Kindergarten screenings were approaching, and I was a nervous wreck. My son didn’t grasp the weight of the situation. If he didn’t answer the interviewer’s questions, he may not be admitted into kindergarten. But how do you explain this situation to a child who already suffers from anxiety? Emphasizing using his voice might cause him to shut down, the opposite of my intention. Here’s a section from my book, leading up to that terrifying life-changing event…
“ …without saying, ‘you must talk to the interviewer’, I instead focused on an indirect approach. My catchphrase turned into, ‘If you don’t answer the questions, you can’t go to school.’ Explaining to my son, ‘they will have no idea how smart you are unless you answer their questions as well as you can.’ Attempting to make it a nonchalant statement without the focus on the ‘TALK’ part. Apprehension guided me during those leading days and the feeling of butterflies fluttering in my stomach created a mild uncontrollable nausea. Unsure if my catchphrase would help motivate my son or scare him more, I had no idea. But in my mind, the only way to beat fear is with a greater fear. If he truly wanted to go to kindergarten, which I knew he did, then the fear of not going was greater than the fear of speaking aloud. That was my hypothesis and, in a few days, it would be proven (correct or incorrect).”

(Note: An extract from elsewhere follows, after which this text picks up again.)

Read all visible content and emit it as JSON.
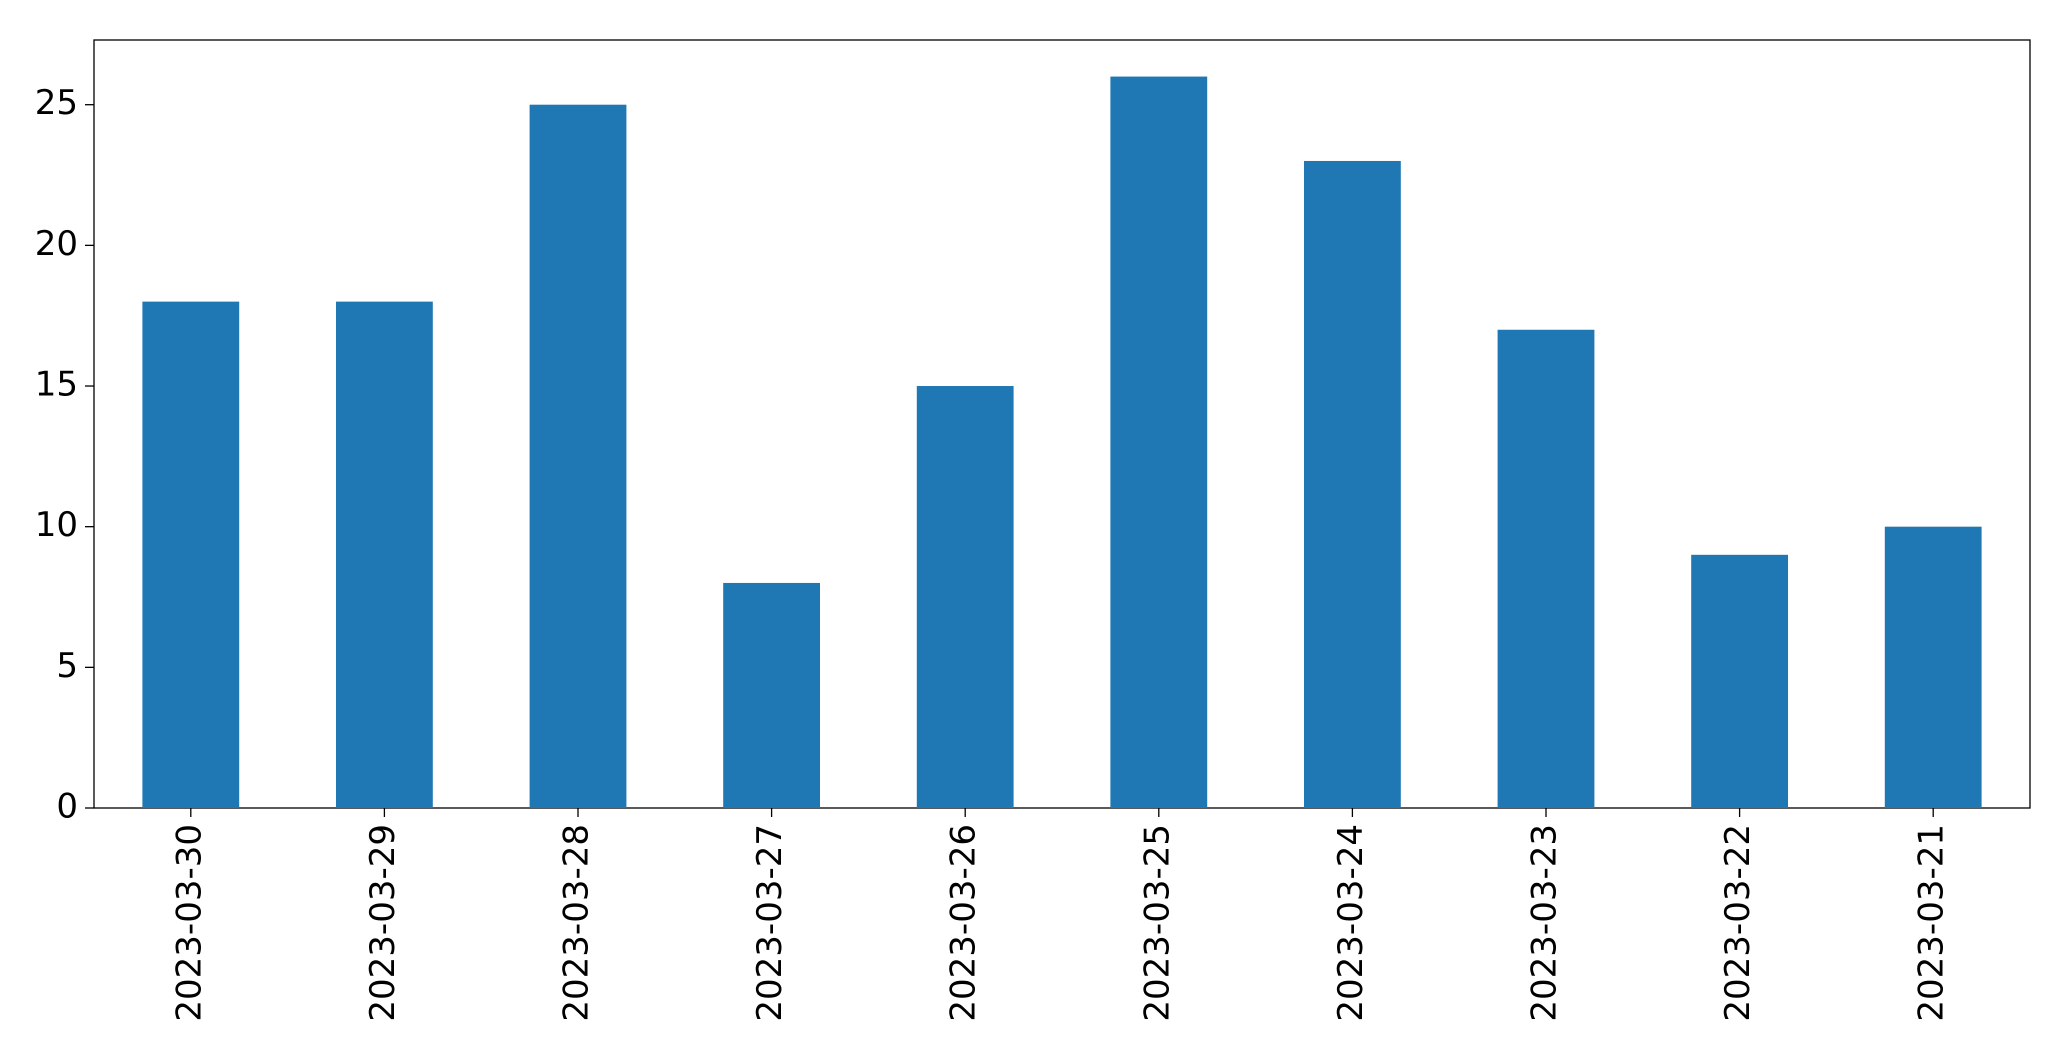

Placing high expectations on a child who has Selective Mutism can cause them to retreat and cower. But in some situations, if the reward is high enough, it may provide the child with enough strength to overcome the anxiety issue, at least, temporarily. But the setting is extremely important. One-on-one interactions may be achieved with this approach. But if you’re expecting your child to talk to a group, you’ll most likely be disappointed. It is best not to use fear as a motivator.